Riley-Vargas Rebecca C, Gill Darcy B, Kemper Claudia, Liszewski M Kathryn, Atkinson John P
Washington University School of Medicine, Department of Medicine, Division of Rheumatology, 660 South Euclid Avenue, St. Louis, MO 63110, USA.
Trends Immunol. 2004 Sep;25(9):496-503. doi: 10.1016/j.it.2004.07.004.

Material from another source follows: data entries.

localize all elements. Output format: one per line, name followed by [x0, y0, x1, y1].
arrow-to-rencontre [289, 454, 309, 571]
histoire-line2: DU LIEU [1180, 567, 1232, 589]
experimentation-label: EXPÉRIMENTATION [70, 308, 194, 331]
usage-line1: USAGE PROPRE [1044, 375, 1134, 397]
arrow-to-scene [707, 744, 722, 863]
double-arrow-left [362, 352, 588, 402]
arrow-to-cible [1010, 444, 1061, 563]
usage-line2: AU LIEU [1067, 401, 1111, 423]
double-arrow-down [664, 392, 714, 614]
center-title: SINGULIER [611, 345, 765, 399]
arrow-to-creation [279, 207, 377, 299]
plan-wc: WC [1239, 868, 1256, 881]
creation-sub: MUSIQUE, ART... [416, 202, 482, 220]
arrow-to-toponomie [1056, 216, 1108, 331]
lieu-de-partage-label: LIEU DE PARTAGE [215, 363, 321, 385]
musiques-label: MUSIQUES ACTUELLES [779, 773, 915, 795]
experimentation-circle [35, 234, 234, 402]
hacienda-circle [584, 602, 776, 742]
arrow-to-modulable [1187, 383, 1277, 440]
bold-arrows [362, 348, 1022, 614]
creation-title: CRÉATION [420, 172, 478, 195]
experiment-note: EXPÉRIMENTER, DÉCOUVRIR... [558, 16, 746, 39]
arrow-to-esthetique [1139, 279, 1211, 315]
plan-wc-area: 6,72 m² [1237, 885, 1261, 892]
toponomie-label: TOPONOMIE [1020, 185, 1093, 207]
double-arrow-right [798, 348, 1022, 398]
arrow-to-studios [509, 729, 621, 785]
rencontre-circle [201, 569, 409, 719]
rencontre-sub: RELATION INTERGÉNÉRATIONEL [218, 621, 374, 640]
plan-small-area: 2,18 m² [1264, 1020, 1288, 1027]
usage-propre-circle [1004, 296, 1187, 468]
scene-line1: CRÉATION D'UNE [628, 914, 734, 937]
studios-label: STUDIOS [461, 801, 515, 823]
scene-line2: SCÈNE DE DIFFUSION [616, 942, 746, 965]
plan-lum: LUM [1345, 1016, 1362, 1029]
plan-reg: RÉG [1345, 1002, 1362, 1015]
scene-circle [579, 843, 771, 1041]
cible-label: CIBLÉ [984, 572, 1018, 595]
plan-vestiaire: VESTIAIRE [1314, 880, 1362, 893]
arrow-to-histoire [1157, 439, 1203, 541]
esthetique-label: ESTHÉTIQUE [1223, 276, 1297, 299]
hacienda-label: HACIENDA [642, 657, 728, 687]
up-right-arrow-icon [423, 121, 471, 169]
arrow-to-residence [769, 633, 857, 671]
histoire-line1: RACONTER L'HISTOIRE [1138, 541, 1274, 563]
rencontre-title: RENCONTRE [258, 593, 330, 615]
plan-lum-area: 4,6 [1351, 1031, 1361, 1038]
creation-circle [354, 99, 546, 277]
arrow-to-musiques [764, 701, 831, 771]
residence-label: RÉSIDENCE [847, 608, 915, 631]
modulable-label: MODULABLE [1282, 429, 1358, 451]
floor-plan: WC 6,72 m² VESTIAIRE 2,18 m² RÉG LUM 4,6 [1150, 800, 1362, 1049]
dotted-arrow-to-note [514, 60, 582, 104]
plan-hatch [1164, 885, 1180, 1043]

During the 1980s CD46 was discovered in a search for C3b binding proteins of human peripheral blood cells. Its role as an inactivator of C3b and C4b deposited on self-tissue is highlighted by the observation that partial deficiency of CD46 is a predisposing factor to hemolytic uremic syndrome. This discovery has an impact on the treatment options for these patients. Other new findings have expanded the role of CD46 in immunity and disease. For example, signaling through CD46 on human T lymphocytes drives them to become regulatory cells, indicating a novel link between the complement system and cellular immunity. Also, CD46 interacts with at least seven human pathogens and participates in reproduction/fertilization, further suggesting that dissecting its multi-faceted activities will have important clinical implications.
在20世纪80年代,人们在寻找人类外周血细胞的C3b结合蛋白时发现了CD46。CD46作为沉积在自身组织上的C3b和C4b的灭活因子,其作用因以下观察结果而凸显:CD46部分缺乏是溶血性尿毒症综合征的一个易感因素。这一发现对这些患者的治疗选择产生了影响。其他新发现扩展了CD46在免疫和疾病中的作用。例如,人类T淋巴细胞上的CD46信号传导促使它们成为调节性细胞,这表明补体系统与细胞免疫之间存在新的联系。此外,CD46与至少七种人类病原体相互作用并参与生殖/受精,这进一步表明剖析其多方面的活性将具有重要的临床意义。